Background: Mycobacterium marinum is a nontuberculous mycobacterium responsible for skin infections. Although cases have been seldom reported, no series of M marinum infection has been recently reported and the treatment is not standardized.
Methods: A national survey was conducted on culture-confirmed M marinum infections that occurred in France from January 1, 1996, to December 31, 1998. Clinical characteristics and therapeutic data were analyzed, and the minimum inhibitory concentrations of 11 antibiotics were determined against the causative isolates.

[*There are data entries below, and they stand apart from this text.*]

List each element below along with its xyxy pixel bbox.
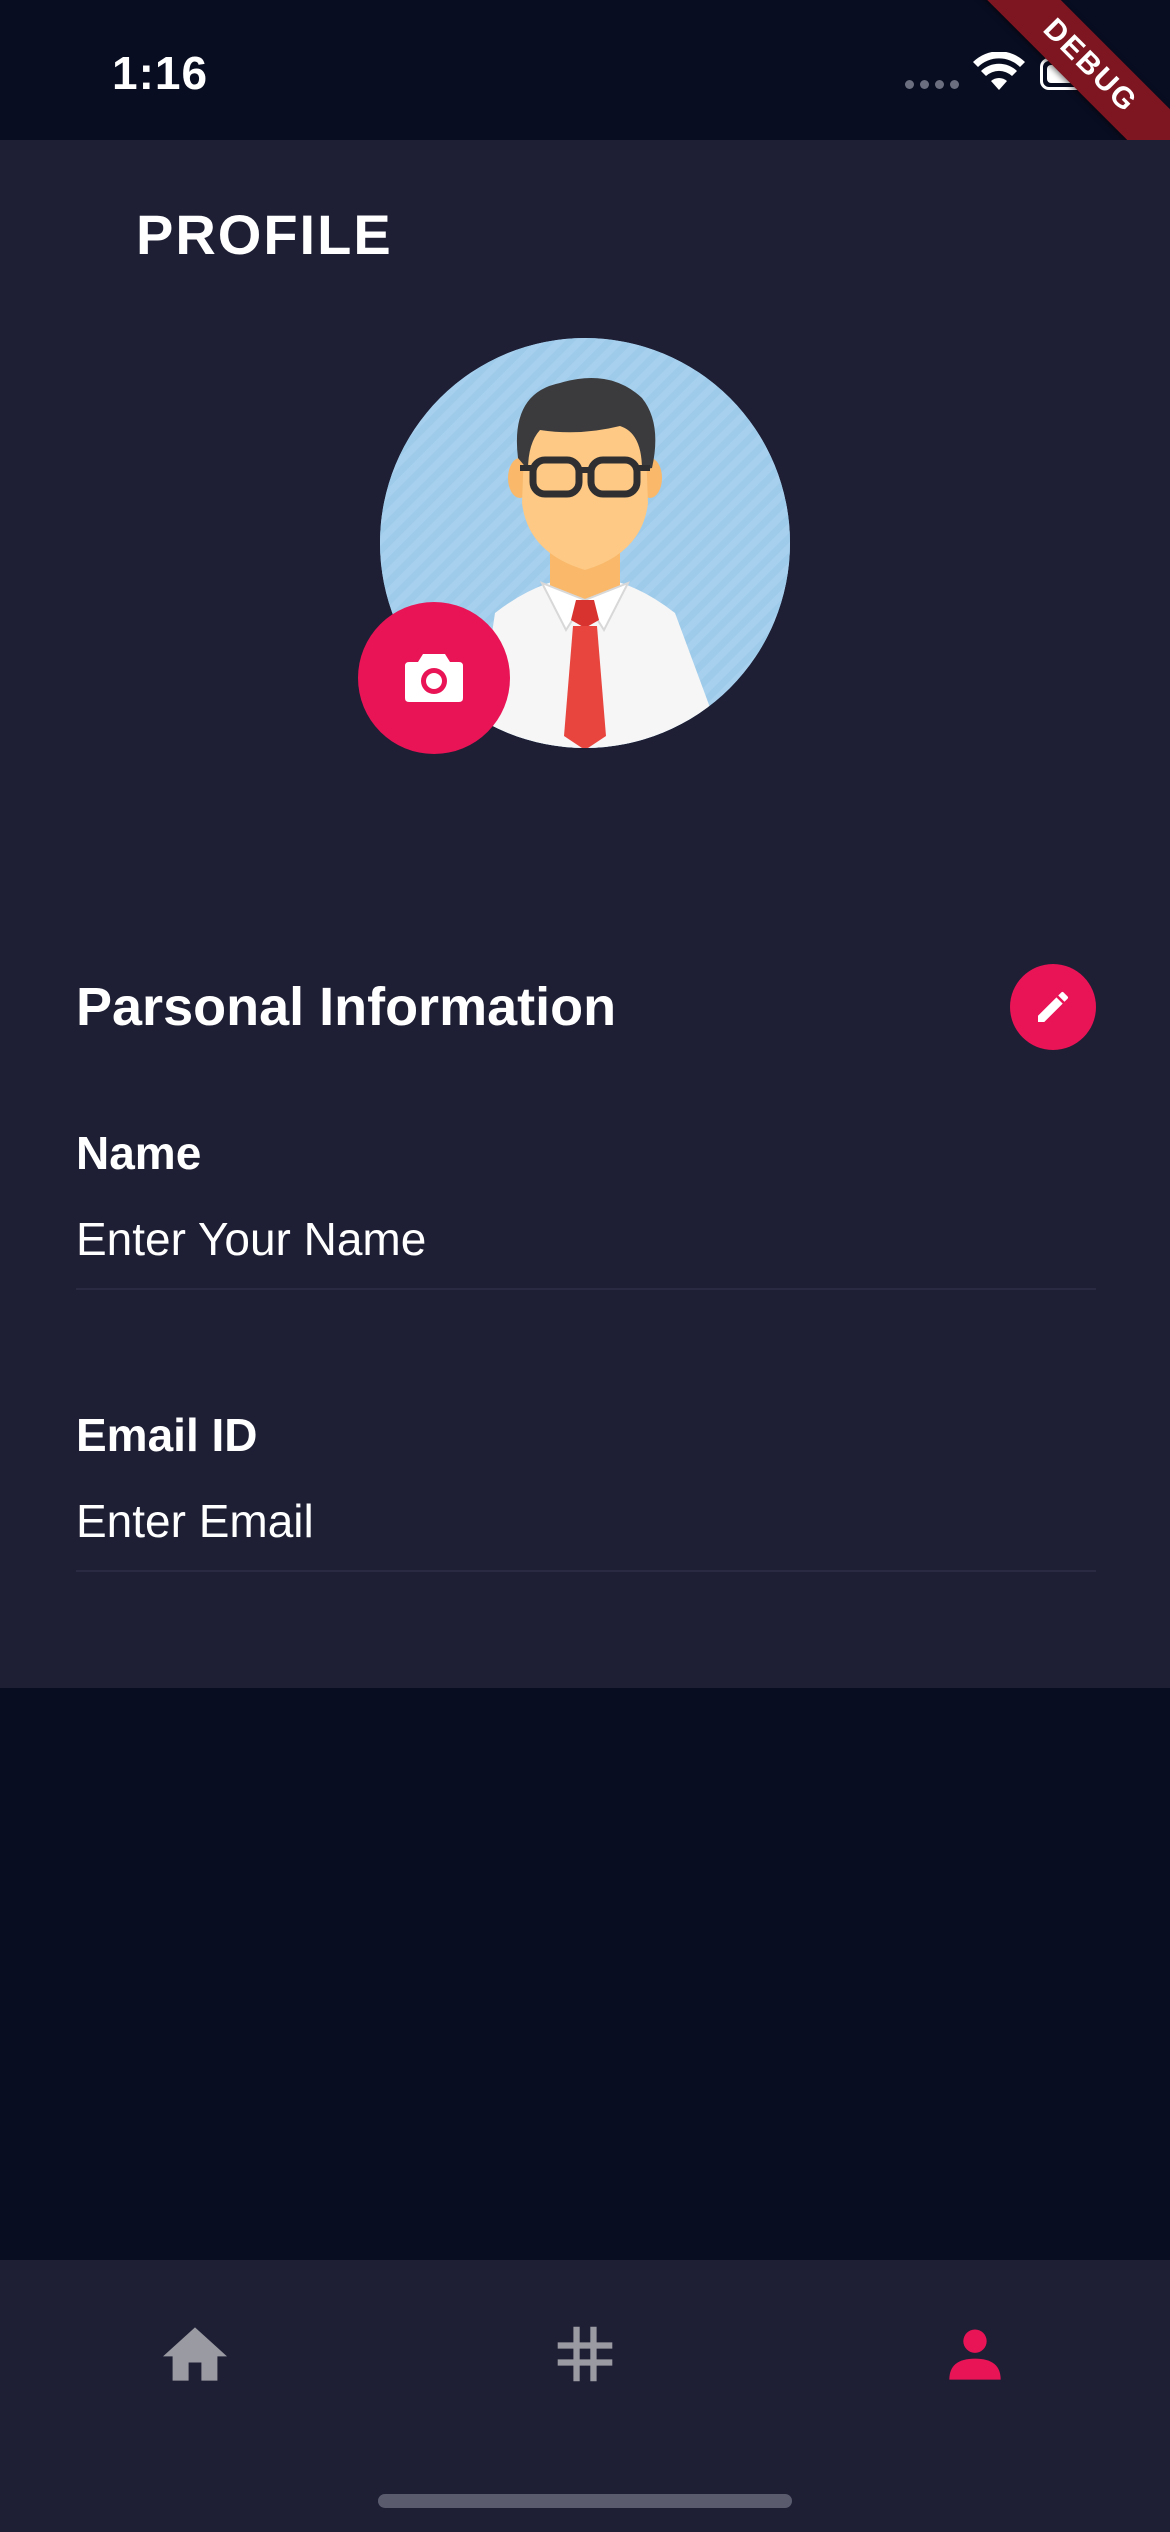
bottom-navigation-bar	[0, 2260, 1170, 2532]
wifi-icon	[973, 52, 1025, 90]
edit-profile-button[interactable]	[1010, 964, 1096, 1050]
change-photo-button[interactable]	[358, 602, 510, 754]
name-label: Name	[76, 1127, 202, 1179]
status-time: 1:16	[112, 47, 209, 99]
nav-item-profile[interactable]	[925, 2304, 1025, 2404]
profile-card: PROFILE Parsonal Information Name Enter …	[0, 140, 1170, 1688]
hashtag-icon	[557, 2326, 613, 2382]
page-title: PROFILE	[136, 203, 393, 266]
home-indicator[interactable]	[378, 2494, 792, 2508]
nav-item-hashtag[interactable]	[535, 2304, 635, 2404]
email-label: Email ID	[76, 1409, 258, 1461]
profile-screen: 1:16 DEBUG PROFILE Parsonal Information …	[0, 0, 1170, 2532]
person-icon	[949, 2329, 1001, 2380]
section-title-personal-information: Parsonal Information	[76, 977, 617, 1037]
cellular-signal-icon	[905, 80, 959, 89]
name-input[interactable]	[76, 1190, 1096, 1290]
home-icon	[163, 2327, 227, 2381]
email-input[interactable]	[76, 1472, 1096, 1572]
status-bar: 1:16	[0, 0, 1170, 140]
camera-icon	[405, 654, 463, 702]
nav-item-home[interactable]	[145, 2304, 245, 2404]
pencil-icon	[1038, 991, 1069, 1022]
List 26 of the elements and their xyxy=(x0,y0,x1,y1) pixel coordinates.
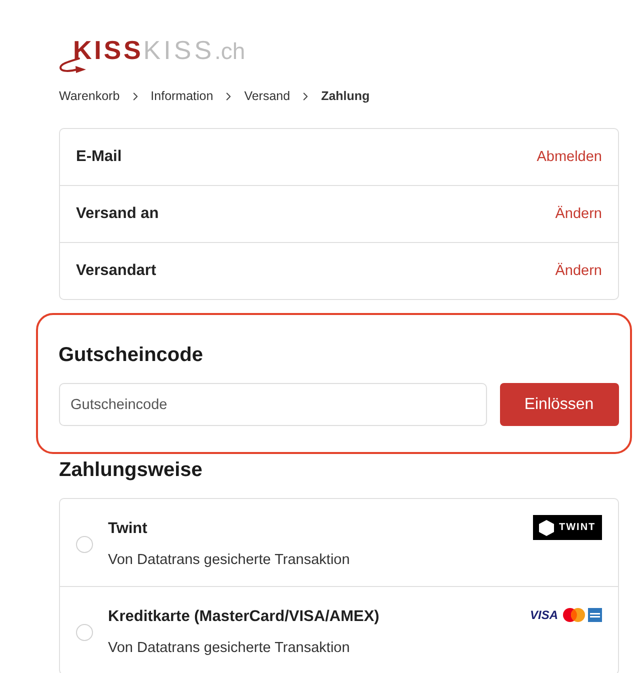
payment-method-name: Twint xyxy=(108,519,148,539)
visa-wordmark: VISA xyxy=(530,608,558,622)
summary-label: Versand an xyxy=(76,205,159,223)
breadcrumb-link[interactable]: Warenkorb xyxy=(59,88,120,104)
summary-action-link[interactable]: Abmelden xyxy=(536,149,602,165)
radio-button[interactable] xyxy=(76,624,93,640)
overlapping-circles-icon xyxy=(563,608,585,622)
hexagon-icon xyxy=(539,520,554,536)
breadcrumb-link[interactable]: Versand xyxy=(244,88,290,104)
payment-method-note: Von Datatrans gesicherte Transaktion xyxy=(108,551,350,569)
coupon-input[interactable]: Gutscheincode xyxy=(58,383,486,426)
breadcrumb-current-step: Zahlung xyxy=(321,88,370,104)
card-logo-icon xyxy=(588,608,602,622)
coupon-heading: Gutscheincode xyxy=(58,344,203,366)
logo-wordmark[interactable]: KISSKISS.ch xyxy=(73,37,246,68)
summary-action-link[interactable]: Ändern xyxy=(555,263,602,279)
breadcrumb-link[interactable]: Information xyxy=(150,88,214,104)
summary-label: Versandart xyxy=(76,262,156,280)
payment-method-name: Kreditkarte (MasterCard/VISA/AMEX) xyxy=(108,607,380,627)
payment-heading: Zahlungsweise xyxy=(59,459,202,481)
radio-button[interactable] xyxy=(76,536,93,552)
redeem-button[interactable]: Einlössen xyxy=(500,383,618,426)
summary-action-link[interactable]: Ändern xyxy=(555,206,602,222)
summary-label: E-Mail xyxy=(76,148,122,166)
payment-method-note: Von Datatrans gesicherte Transaktion xyxy=(108,639,350,657)
twint-wordmark: TWINT xyxy=(559,522,596,534)
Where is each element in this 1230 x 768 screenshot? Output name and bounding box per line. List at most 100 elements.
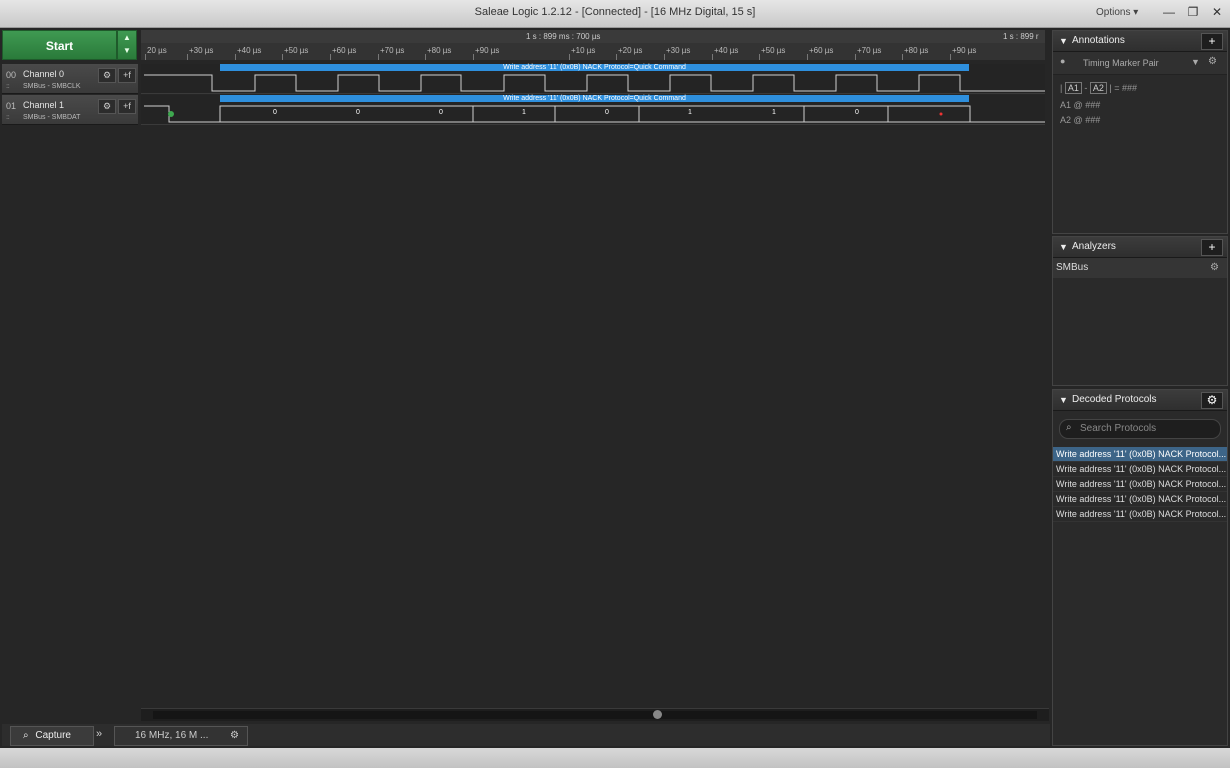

Results: Sixty-three cases of M marinum infection were studied. In 53 (84%) of the patients, inoculation was related to fish tank exposure. The site of infection was mainly the upper limb (in 60 [95%] of the 63 patients), and infection was spread to deeper structures in 18 (29%) of the patients. All patients were treated with antibiotics (median time, 3(1/2) months), and 30 (48%) underwent surgery. Various antibiotic regimens were prescribed, and the initial regimen was modified in 22 (35%) of the patients. Clarithromycin, cyclines, and rifampin were the most commonly prescribed antibiotics. Cure was observed for 55 (87%) of the patients. Failure was related to deep structure involvement (3 of 45 vs 5 of 18 patients; P =.04) but not to any antibiotic regimen. All strains showed the same susceptibility pattern without acquired resistance. The 90% minimum inhibitory concentrations of rifampin and rifabutin were far lower (0.5 and 0.06 micro g/mL, respectively) than the 90% minimum inhibitory concentrations of clarithromycin (2 micro g/mL) and the cyclines (minocycline, 4 micro g/mL; and doxycycline, 8 micro g/mL).
Conclusions: Mycobacterium marinum infections are emerging infections related to fish tank hobby. Because of the severity of the cases with spread of infection, clinical awareness of M marinum infection and its associated risk factors is important so that the diagnosis can be made and therapy can be initiated promptly.